The resurrection that, scandalously, imagines all of us dividers together.
Chasm
by Steve Garnaas-Holmes
…at his gate lay a poor man named Lazarus…
Luke 16.20
It’s only a gate
but enough to hide,
to divide.
If he lets it
it can come between
him and all life —
and that thin gate become
a great chasm.
Only when our gates are open
can they become
the gates of heaven.
Excerpts from A Christmas Carol
by Charles Dickens
"Darkness was cheap and Scrooge liked it."...
″‘You are fettered,’ said Scrooge, trembling. ‘Tell me why?’
‘I wear the chain I forged in life,’ replied the Ghost. ‘I made it link by link, and yard by yard; I girded it on of my own free will, and of my own free will I wore it. Is its pattern strange to you?‘”
The New Colossus
by Emma Lazarus
Not like the brazen giant of Greek fame,
With conquering limbs astride from land to land;
Here at our sea-washed, sunset gates shall stand
A mighty woman with a torch, whose flame
Is the imprisoned lightning, and her name
Mother of Exiles. From her beacon-hand
Glows world-wide welcome; her mild eyes command
The air-bridged harbor that twin cities frame.

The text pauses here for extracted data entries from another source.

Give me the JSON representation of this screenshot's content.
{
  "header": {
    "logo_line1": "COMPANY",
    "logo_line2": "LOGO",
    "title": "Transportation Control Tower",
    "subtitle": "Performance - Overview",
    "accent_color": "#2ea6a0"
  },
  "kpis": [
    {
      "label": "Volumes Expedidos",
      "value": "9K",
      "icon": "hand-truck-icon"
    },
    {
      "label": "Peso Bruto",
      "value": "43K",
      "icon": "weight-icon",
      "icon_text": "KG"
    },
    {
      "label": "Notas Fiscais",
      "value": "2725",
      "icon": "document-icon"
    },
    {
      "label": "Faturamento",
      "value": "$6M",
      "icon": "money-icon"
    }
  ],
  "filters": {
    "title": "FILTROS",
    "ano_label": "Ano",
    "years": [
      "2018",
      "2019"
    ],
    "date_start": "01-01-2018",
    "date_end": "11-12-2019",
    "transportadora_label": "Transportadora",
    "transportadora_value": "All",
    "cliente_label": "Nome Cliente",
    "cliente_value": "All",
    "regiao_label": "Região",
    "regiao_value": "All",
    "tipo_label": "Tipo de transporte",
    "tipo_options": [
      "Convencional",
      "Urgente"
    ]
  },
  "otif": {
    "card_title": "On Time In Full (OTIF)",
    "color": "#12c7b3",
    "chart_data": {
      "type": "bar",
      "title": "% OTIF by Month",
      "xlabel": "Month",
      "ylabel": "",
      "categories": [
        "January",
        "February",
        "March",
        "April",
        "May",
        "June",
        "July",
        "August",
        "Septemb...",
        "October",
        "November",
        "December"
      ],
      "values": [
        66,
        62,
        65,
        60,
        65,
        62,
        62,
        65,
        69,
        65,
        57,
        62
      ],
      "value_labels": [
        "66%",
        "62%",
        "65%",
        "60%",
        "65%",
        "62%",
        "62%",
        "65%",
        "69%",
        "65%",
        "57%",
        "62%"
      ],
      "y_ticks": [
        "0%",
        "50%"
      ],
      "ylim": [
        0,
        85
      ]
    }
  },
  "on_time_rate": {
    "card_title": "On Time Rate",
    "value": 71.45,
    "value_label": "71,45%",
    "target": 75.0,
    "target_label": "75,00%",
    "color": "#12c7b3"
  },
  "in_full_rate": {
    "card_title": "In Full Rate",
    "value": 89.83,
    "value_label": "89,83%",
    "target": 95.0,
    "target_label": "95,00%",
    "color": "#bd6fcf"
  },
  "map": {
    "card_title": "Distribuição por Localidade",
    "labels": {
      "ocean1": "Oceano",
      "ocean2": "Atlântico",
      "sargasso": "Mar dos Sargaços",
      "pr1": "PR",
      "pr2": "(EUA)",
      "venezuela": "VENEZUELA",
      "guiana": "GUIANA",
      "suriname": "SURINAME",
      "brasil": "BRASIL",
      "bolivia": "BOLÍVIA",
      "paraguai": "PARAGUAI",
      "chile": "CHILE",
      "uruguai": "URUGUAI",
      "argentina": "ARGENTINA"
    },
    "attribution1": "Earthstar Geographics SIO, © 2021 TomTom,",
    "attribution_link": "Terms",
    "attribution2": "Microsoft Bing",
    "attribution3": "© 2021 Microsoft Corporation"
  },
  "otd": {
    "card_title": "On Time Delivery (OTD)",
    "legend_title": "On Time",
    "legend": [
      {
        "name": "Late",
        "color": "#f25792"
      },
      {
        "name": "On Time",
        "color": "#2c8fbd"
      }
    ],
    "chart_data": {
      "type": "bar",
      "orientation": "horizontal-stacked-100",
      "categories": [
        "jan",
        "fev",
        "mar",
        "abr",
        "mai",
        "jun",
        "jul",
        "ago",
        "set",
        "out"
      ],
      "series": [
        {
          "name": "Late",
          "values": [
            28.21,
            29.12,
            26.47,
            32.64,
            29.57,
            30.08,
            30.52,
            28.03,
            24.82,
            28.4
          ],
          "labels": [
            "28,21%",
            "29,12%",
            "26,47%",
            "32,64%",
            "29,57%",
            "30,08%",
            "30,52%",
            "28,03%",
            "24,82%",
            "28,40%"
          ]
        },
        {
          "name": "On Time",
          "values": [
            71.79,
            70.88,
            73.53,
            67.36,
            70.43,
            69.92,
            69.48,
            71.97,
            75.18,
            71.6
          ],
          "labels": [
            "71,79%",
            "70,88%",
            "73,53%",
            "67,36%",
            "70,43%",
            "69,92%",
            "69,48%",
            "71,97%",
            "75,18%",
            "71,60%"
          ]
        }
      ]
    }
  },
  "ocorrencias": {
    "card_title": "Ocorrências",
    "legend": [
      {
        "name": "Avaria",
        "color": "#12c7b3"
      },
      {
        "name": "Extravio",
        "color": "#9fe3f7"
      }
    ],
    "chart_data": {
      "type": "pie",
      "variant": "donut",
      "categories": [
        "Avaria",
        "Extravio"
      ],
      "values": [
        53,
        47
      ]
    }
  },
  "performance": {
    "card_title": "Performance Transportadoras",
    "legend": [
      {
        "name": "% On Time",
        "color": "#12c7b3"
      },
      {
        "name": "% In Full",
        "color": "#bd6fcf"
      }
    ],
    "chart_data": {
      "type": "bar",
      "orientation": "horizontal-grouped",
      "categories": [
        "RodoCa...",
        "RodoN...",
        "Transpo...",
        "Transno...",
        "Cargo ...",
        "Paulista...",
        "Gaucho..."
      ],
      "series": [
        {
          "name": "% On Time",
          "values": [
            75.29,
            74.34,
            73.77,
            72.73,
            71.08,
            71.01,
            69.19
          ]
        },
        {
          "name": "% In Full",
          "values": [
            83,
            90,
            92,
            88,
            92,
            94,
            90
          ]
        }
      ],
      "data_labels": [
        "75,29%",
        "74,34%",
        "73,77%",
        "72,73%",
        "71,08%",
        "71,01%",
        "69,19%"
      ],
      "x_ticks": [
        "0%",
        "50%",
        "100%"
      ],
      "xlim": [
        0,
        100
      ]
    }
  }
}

“Keep, ancient lands, your storied pomp!” cries she
With silent lips. “Give me your tired, your poor,
Your huddled masses yearning to breathe free,
The wretched refuse of your teeming shore.
Send these, the homeless, tempest-tost to me,
I lift my lamp beside the golden door!”
Prayer
This week, the call to prayer comes from the Street Psalms Centering Prayer:
Come, Holy Spirit, wild and free. Do as you please. Shine your light on me that I might see things as they are, not as I am. Free me to act in your name with courage, creativity, and compassion.